To reflect the thought versus action discrepancy and account for the complete data & analytics journey organizations face, I am proposing the new, logistic maturity curve in figure 2 below.

Figure 2, The Data & Analytics Maturity Curve allows organizations to accurately place themselves in their Data/Analytics journey

It is challenging for organizations to take those first steps in proliferating data understanding and recognition, but after that behavioral change is made, seeing data as a transactional byproduct, then an asset, and finally something to be leveraged occurs swiftly — as reflected in quadrant three of figure 2.

Past the point of data governance action (data cleansing, consolidating, and securing), capitalization on the fruits of quality data may occur. This capitalization is reflected in the desire to reap the benefits at Standardized, where some independent actors are doing ad hoc analytics, through to the advanced analytics portion of the curve — predictive analytics onwards.

You may be wondering which organizations operate in quadrants two and four of this new data & analytics maturity curve. Certain luxury goods may reside in quadrant two. These goods are valuable because few can afford them and the act of signaling that one can does not come from mature data and analytics reflected in quadrant one, but rather discrete exclusivity. Organizations that are grossly misappropriating funds towards mature data and analytics capabilities regardless of whether or not that allocation is necessary or useful reside in quadrant four of figure 2.
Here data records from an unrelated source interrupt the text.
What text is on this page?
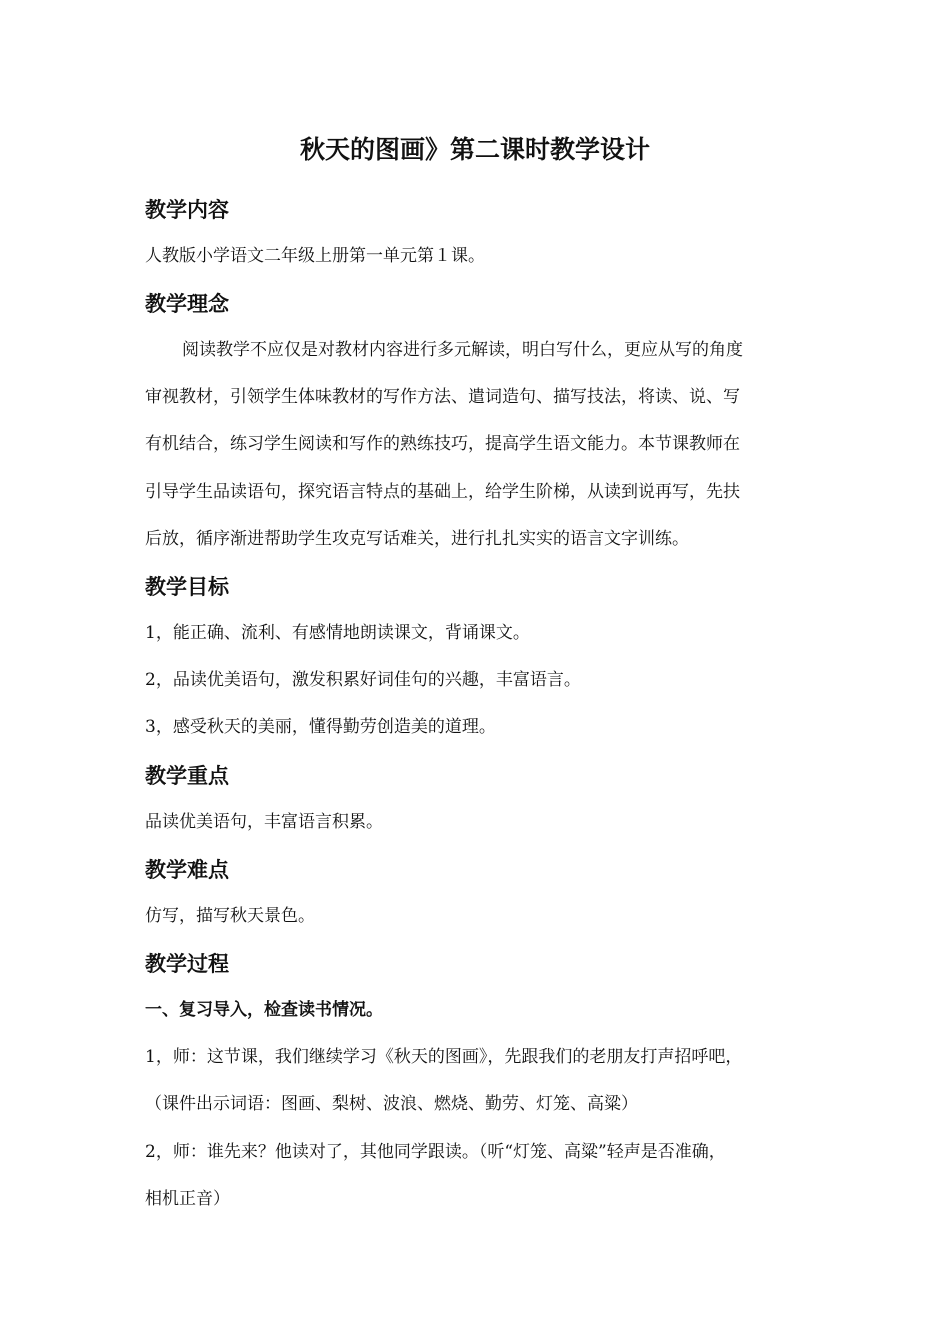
秋天的图画》第二课时教学设计
教学内容
人教版小学语文二年级上册第一单元第１课。
教学理念
阅读教学不应仅是对教材内容进行多元解读，明白写什么，更应从写的角度
审视教材，引领学生体味教材的写作方法、遣词造句、描写技法，将读、说、写
有机结合，练习学生阅读和写作的熟练技巧，提高学生语文能力。本节课教师在
引导学生品读语句，探究语言特点的基础上，给学生阶梯，从读到说再写，先扶
后放，循序渐进帮助学生攻克写话难关，进行扎扎实实的语言文字训练。
教学目标
1，能正确、流利、有感情地朗读课文，背诵课文。
2，品读优美语句，激发积累好词佳句的兴趣，丰富语言。
3，感受秋天的美丽，懂得勤劳创造美的道理。
教学重点
品读优美语句，丰富语言积累。
教学难点
仿写，描写秋天景色。
教学过程
一、复习导入，检查读书情况。
1，师：这节课，我们继续学习《秋天的图画》，先跟我们的老朋友打声招呼吧，
（课件出示词语：图画、梨树、波浪、燃烧、勤劳、灯笼、高粱）
2，师：谁先来？他读对了，其他同学跟读。（听“灯笼、高粱”轻声是否准确，
相机正音）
Understanding where on the proposed data & analytics maturity curve your organization resides is essential to understanding the journey ahead and an accurate benchmark against peers. Data use does not start at net zero, but rather with a massive behavioral shift that can not be reflected in the positive quadrants of any data or analytics maturity curve until technical action is taken. Analytics advancements require those positive behavioral gains reflected in the early sections of the Traditional Data Governance Maturity Curve. Using this new maturity curve and modifying other curves to account for such imperative behavioral shifts is the first step in accurately projecting any journey an organization may face.